Now we have an image data set D, in which we get a picture X ∈Dx\in Dx∈D, and then we do different image enhancement to this D to get two new distributions T\TauT and T ‘\Tau’T’. Then we get the images from the two new distributions, labeled with VVV and V ‘v ‘v ‘. That is to say, if use t () () () t t and t ‘() t’ t ‘() () said to do the process of image enhancement, image = t (x), then v v’ = ‘t = t (x) (x) v, v’ = ‘t = t (x) (x) v, v =’ t ‘(x).

2 Loss function

We now have VVV, through encoder, y= F θ(v)y=f_{\theta}(v)y= F θ(v), through prejector, z=gθ(y)z=g_{\theta}(y)z=gθ(y), through predictor, Get q theta q_ (z) {\ theta} theta (z) q (z); The same is true for Target network, except without the final predictor, you end up with Z ‘z ‘Z’.

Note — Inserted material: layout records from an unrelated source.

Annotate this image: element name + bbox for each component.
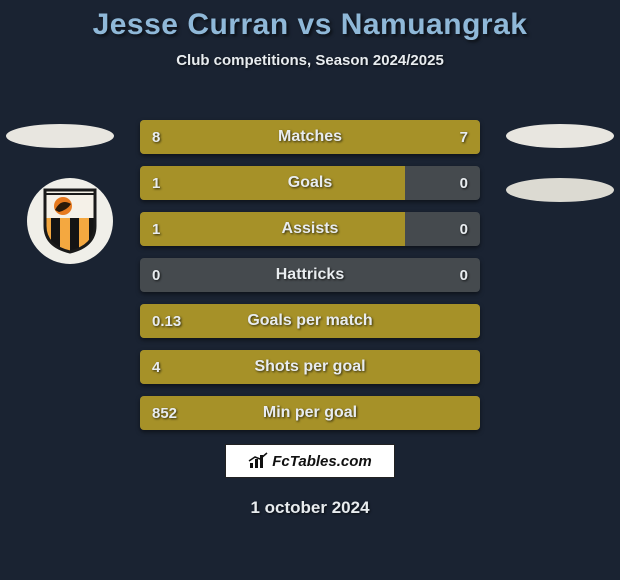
club-logo-left [27, 178, 113, 264]
bar-label: Min per goal [140, 396, 480, 430]
bar-label: Matches [140, 120, 480, 154]
chart-icon [248, 452, 268, 470]
comparison-bars: 87Matches 10Goals 10Assists 00Hattricks 0.13… [140, 120, 480, 442]
stat-bar: 10Assists [140, 212, 480, 246]
bar-label: Shots per goal [140, 350, 480, 384]
stat-bar: 852Min per goal [140, 396, 480, 430]
page-title: Jesse Curran vs Namuangrak [0, 8, 620, 42]
bar-label: Goals [140, 166, 480, 200]
stat-bar: 00Hattricks [140, 258, 480, 292]
shield-icon [41, 188, 99, 254]
player-photo-left [6, 124, 114, 148]
stat-bar: 0.13Goals per match [140, 304, 480, 338]
stat-bar: 4Shots per goal [140, 350, 480, 384]
player-photo-right [506, 124, 614, 148]
club-logo-right [506, 178, 614, 202]
bar-label: Assists [140, 212, 480, 246]
stat-bar: 10Goals [140, 166, 480, 200]
watermark-text: FcTables.com [272, 453, 371, 470]
watermark: FcTables.com [225, 444, 395, 478]
comparison-infographic: Jesse Curran vs Namuangrak Club competit… [0, 0, 620, 580]
date-label: 1 october 2024 [0, 498, 620, 518]
bar-label: Goals per match [140, 304, 480, 338]
bar-label: Hattricks [140, 258, 480, 292]
page-subtitle: Club competitions, Season 2024/2025 [0, 52, 620, 69]
stat-bar: 87Matches [140, 120, 480, 154]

There has been l2-normalization of Z ‘Z’ Z ‘and Q θ(z)q_{\theta}(z)qθ(z). The meaning of the L2-normalization is to remove the absolute magnitude of these two implicit variables while retaining their directness for the subsequent vector dot product.

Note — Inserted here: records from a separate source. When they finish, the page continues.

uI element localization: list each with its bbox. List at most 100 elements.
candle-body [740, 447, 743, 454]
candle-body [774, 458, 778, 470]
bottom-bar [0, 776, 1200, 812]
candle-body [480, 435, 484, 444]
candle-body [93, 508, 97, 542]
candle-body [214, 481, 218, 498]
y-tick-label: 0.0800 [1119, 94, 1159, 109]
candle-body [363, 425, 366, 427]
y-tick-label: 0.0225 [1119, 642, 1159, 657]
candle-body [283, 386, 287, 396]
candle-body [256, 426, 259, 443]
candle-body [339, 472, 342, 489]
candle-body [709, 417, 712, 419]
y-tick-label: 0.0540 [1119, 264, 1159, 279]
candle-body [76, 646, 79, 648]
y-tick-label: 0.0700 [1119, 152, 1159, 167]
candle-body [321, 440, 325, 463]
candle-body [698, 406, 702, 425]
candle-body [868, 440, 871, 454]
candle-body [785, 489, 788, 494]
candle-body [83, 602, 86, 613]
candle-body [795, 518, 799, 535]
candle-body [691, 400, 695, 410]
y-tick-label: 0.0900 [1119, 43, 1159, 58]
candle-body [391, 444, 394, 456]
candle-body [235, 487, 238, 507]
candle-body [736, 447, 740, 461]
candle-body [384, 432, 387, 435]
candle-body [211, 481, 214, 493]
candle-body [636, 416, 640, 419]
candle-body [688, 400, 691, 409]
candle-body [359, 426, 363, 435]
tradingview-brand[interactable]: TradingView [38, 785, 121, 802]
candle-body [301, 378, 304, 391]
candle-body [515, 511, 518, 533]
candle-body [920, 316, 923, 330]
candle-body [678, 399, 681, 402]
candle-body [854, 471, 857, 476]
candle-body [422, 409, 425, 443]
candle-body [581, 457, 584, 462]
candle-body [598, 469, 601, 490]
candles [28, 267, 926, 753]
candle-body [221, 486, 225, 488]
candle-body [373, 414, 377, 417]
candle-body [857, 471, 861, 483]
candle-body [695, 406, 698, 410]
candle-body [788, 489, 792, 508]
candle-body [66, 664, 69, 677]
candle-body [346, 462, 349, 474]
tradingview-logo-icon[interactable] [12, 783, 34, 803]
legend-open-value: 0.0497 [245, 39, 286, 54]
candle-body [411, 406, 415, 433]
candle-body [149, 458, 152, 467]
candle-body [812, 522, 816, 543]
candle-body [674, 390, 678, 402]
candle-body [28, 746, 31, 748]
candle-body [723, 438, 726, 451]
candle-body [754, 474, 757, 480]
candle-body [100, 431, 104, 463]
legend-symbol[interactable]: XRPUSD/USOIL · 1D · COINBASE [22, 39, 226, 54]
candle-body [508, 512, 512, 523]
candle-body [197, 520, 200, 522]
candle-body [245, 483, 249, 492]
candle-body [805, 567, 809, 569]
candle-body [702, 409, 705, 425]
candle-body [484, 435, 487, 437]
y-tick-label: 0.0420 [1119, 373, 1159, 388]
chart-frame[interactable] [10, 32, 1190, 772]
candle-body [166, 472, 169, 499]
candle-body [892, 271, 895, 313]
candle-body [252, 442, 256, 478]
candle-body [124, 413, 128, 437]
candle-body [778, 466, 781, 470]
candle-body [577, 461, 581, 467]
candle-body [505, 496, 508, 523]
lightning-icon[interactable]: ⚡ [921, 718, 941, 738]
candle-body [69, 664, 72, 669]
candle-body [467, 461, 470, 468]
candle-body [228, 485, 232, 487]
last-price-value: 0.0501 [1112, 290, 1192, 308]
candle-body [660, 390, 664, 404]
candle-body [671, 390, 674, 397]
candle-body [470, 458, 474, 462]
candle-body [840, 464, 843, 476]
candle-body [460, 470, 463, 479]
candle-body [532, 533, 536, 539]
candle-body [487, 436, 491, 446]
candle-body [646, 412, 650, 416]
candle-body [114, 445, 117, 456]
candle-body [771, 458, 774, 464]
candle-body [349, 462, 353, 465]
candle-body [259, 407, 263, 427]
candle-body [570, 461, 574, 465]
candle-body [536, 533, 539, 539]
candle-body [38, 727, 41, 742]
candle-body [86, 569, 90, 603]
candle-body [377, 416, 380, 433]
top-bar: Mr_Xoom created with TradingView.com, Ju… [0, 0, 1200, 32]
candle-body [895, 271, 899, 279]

Above, q theta ˉ theta (z) = q (z) ∣ ∣ q theta (z) ∣ ∣ 2 \ bar {q_ {\ theta}} (z) = \ frac {q_ (z)} {\ theta} {| | q_ {\ theta} (z) | | _2} q theta ˉ (z) = ∣ ∣ q theta (z) ∣ ∣ 2 q theta (z), loss function is not difficult, It’s like: 2−2cos⁡θ2-2\cos\theta2−2cosθ

Above, we get the loss Lθ,ξL_{\theta,\xi}Lθ,ξ. Next, we need to calculate the symmetric loss. This is to put V and V ‘into target network and online network respectively. The obtained L~θ,ξ\widetilde{L}_{\theta,\xi}L θ,ξ, is minimized by SGD


L Theta. . Is deduced B Y O L = L Theta. . Is deduced + L ~ Theta. . Is deduced L^{BYOL}_{\theta,\xi}=L_{\theta,\xi} + \widetilde{L}_{\theta,\xi}

It should be noted that in this optimization process, only the online network is updated, and the parameters of target network are not changed, so that the online network gradually has the performance of target network

Thus, the entire training process for this BYOL can be condensed into the following two lines:

3 Details

3.1 Image enhancement

3.2 structure

Encoder in the image above
f Theta. . f Is deduced f_{\theta},f_{\xi}
Resnet50 and POST Activation were used. When I first saw POST activation, I went to see that it was actually convolution or activation. If RELU was placed after CONV, it was POST activation. Relu in front of CONV is pre activation.

After encoder, an image outputs 2048 features, then through MLP, features are expanded to 4096 features, and finally 256 features are output. In SimCLR model, MLP is followed by a BN layer and Relu activation layer, but there is no BN layer in BYOP.

3.3 the optimizer

The LARS optimizer was used to train 1000 epochs, including 10 WARN-up epochs, using cosine learning rate decay strategy. The learning rate is set to 0.2.

τ\tauτ, τbase=0.996\tau_{base}=0.996τbase=0.996,


tau = 1 ( 1 tau b a s e ) ( cos PI. k K + 1 ) 1 2 \tau=1-(1-\tau_{base})(\cos\frac{\pi k}{K}+1)\frac{1}{2}

k is current training step and K is maximum training steps.

3.4 money

Batchsize is 4096, distributed in 512 TPU V3 cores, training encoder needs about 8 hours.

4 Model Evaluation

Do supervised learning on ImageNet, first use unsupervised training encoder, then use standard resnet50 for supervised fine tuning:

ImageNet semi-supervised training: ImageNet semi-supervised training: ImageNet semi-supervised training: ImageNet semi-supervised training

The effect of such an approach on other classified datasets:

If you think your notes are good, you can follow the author’s wechat public account “Machine Learning Alchemy”.